Twitter @HugoSalvatierra
El interés por preservar el medio ambiento está permeando en casi todas las actividades económicas de América Latina y el sector restaurantero no es la excepción. Como muestra, distintos establecimientos ya incorporaron la gastronomía sostenible en sus modelos de negocio. ¿Se imaginan qué pasaría si todos implementaran estas prácticas?
Por ejemplo, se reducirían los impactos negativos al entorno, como la deforestación, el desperdicio de agua, la liberación de metano por parte del ganado, la pesca excesiva, la contaminación de los vehículos, los desechos de envases y embalajes y el consumo de energía de los equipos e inmuebles, entre otros.
Por esto, diversos establecimientos decidieron cambiar sus procesos. Incluso, algunos ya cuentan con el distintivo Estrella Verde Michelin, que surgió en 2020 para reconocer a los restaurantes de la Guía Michelin comprometidos con la gastronomía sostenible: siete se encuentran en Argentina, seis en México y tres en Brasil, muy lejos de los 93 de Francia, los 77 de Alemania y los 73 de Italia.

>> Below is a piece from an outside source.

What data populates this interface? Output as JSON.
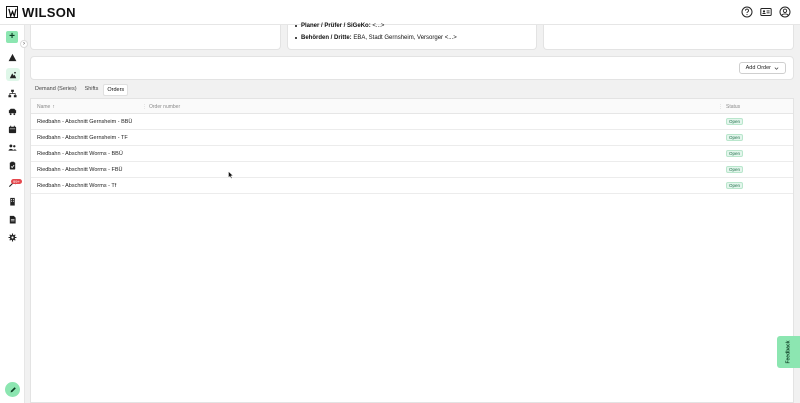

Entonces, dimensionemos el impacto que se generaría si los gobiernos y las cámaras implementaran programas para minimizar los residuos, el consumo de empaques contaminantes y el desperdicio de recursos como el agua y los combustibles, entre otros.
Los beneficios serían enormes si, de manera sistémica, la industria pusiera en práctica estas medidas en países como México, que cuenta con más de 642,553 unidades económicas relacionadas con lugares para comer (2023).